In the Soarias Build phase, paste this prompt into the Claude Code panel after scaffolding your data model — it slots directly into the Implementation step and generates a ready-to-wire view model alongside the SwiftUI view.
Related
FAQ
Does this work on iOS 16?
The onAppear + .task pattern works on iOS 15+.
However, @Observable is iOS 17-only. For iOS 16 targets, swap
@Observable final class for class … : ObservableObject,
mark each property with @Published, and declare the view model with
@StateObject in the view. Everything else — including LazyVStack
and the sentinel-row pattern — is compatible.
How do I handle errors and retry on a failed page load?
Add an error: Error? property to the view model.

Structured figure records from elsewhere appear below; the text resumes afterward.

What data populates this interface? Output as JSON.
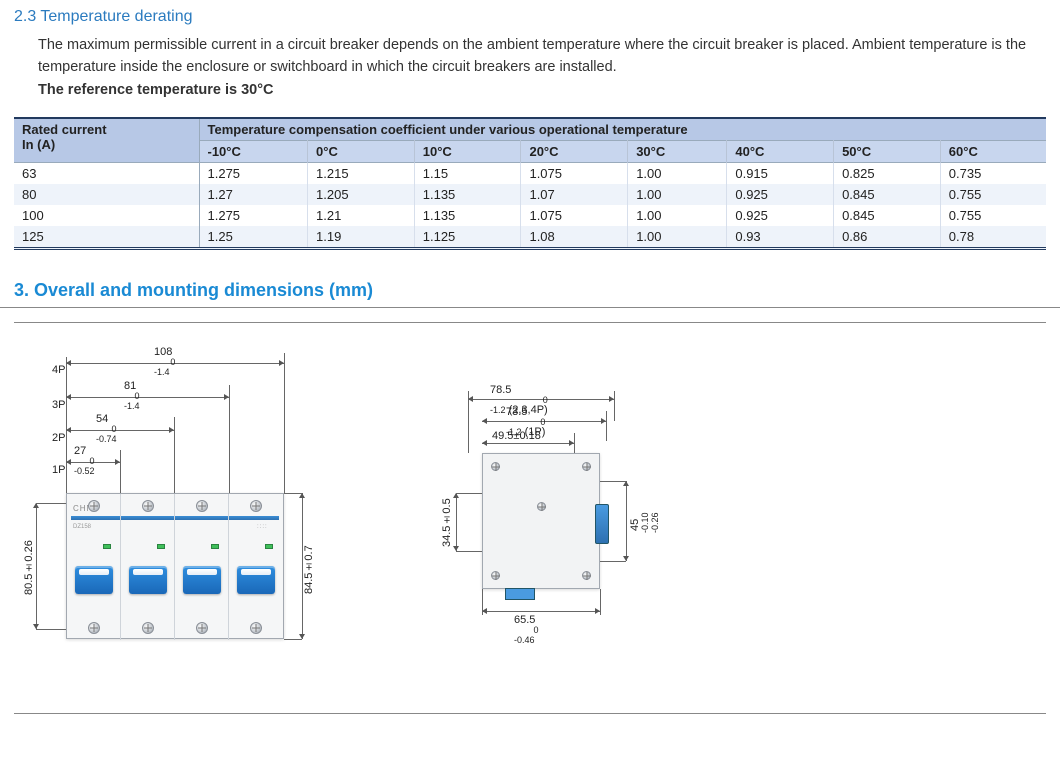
{
  "section23": {
    "heading": "2.3 Temperature derating",
    "paragraph": "The maximum permissible current in a circuit breaker depends on the ambient temperature where the circuit breaker is placed. Ambient temperature is the temperature inside the enclosure or switchboard in which the circuit breakers are installed.",
    "bold_line": "The reference temperature is 30°C"
  },
  "table": {
    "rated_header_l1": "Rated current",
    "rated_header_l2": "In (A)",
    "span_header": "Temperature compensation coefficient under various operational temperature",
    "temps": [
      "-10°C",
      "0°C",
      "10°C",
      "20°C",
      "30°C",
      "40°C",
      "50°C",
      "60°C"
    ],
    "rows": [
      {
        "rated": "63",
        "vals": [
          "1.275",
          "1.215",
          "1.15",
          "1.075",
          "1.00",
          "0.915",
          "0.825",
          "0.735"
        ]
      },
      {
        "rated": "80",
        "vals": [
          "1.27",
          "1.205",
          "1.135",
          "1.07",
          "1.00",
          "0.925",
          "0.845",
          "0.755"
        ]
      },
      {
        "rated": "100",
        "vals": [
          "1.275",
          "1.21",
          "1.135",
          "1.075",
          "1.00",
          "0.925",
          "0.845",
          "0.755"
        ]
      },
      {
        "rated": "125",
        "vals": [
          "1.25",
          "1.19",
          "1.125",
          "1.08",
          "1.00",
          "0.93",
          "0.86",
          "0.78"
        ]
      }
    ],
    "header_bg1": "#b7c8e6",
    "header_bg2": "#c8d6ee",
    "row_alt_bg": "#eef3fa",
    "border_color": "#223a5e"
  },
  "section3": {
    "heading": "3. Overall and mounting dimensions (mm)"
  },
  "front": {
    "p4": "4P",
    "p3": "3P",
    "p2": "2P",
    "p1": "1P",
    "w108": "108",
    "w108_tol_u": "0",
    "w108_tol_l": "-1.4",
    "w81": "81",
    "w81_tol_u": "0",
    "w81_tol_l": "-1.4",
    "w54": "54",
    "w54_tol_u": "0",
    "w54_tol_l": "-0.74",
    "w27": "27",
    "w27_tol_u": "0",
    "w27_tol_l": "-0.52",
    "h_left": "80.5±0.26",
    "h_right": "84.5±0.7",
    "brand": "CHNT"
  },
  "side": {
    "d785": "78.5",
    "d785_tol_u": "0",
    "d785_tol_l": "-1.2",
    "d785_note": "(2,3,4P)",
    "d735": "73.5",
    "d735_tol_u": "0",
    "d735_tol_l": "-1.2",
    "d735_note": "(1P)",
    "d495": "49.5±0.18",
    "d345": "34.5±0.5",
    "d45": "45",
    "d45_tol_u": "-0.10",
    "d45_tol_l": "-0.26",
    "d655": "65.5",
    "d655_tol_u": "0",
    "d655_tol_l": "-0.46"
  },
  "colors": {
    "heading_blue": "#1a8ad4",
    "toggle_blue": "#2f8fe0",
    "text": "#222222",
    "bg": "#ffffff"
  }
}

Catch thrown errors inside
loadNextPage() and assign them to self.error instead of propagating.
In the bottom sentinel area, show a "Retry" button when viewModel.error != nil
that calls Task { await viewModel.loadNextPage() } again. Remember to reset
error = nil at the top of the next attempt so the button disappears on success.
What is the UIKit equivalent?
In UIKit you'd implement scrollViewDidScroll(_:) on
UIScrollViewDelegate, compare contentOffset.y + frame.height
against contentSize.height minus a threshold, and call your fetch method when
the difference is small. You also need to manually manage a loading flag and append rows
via insertRows(at:with:). The SwiftUI approach with onAppear is
significantly less boilerplate and handles cancellation automatically.
Last reviewed: 2026-05-11 by the Soarias team.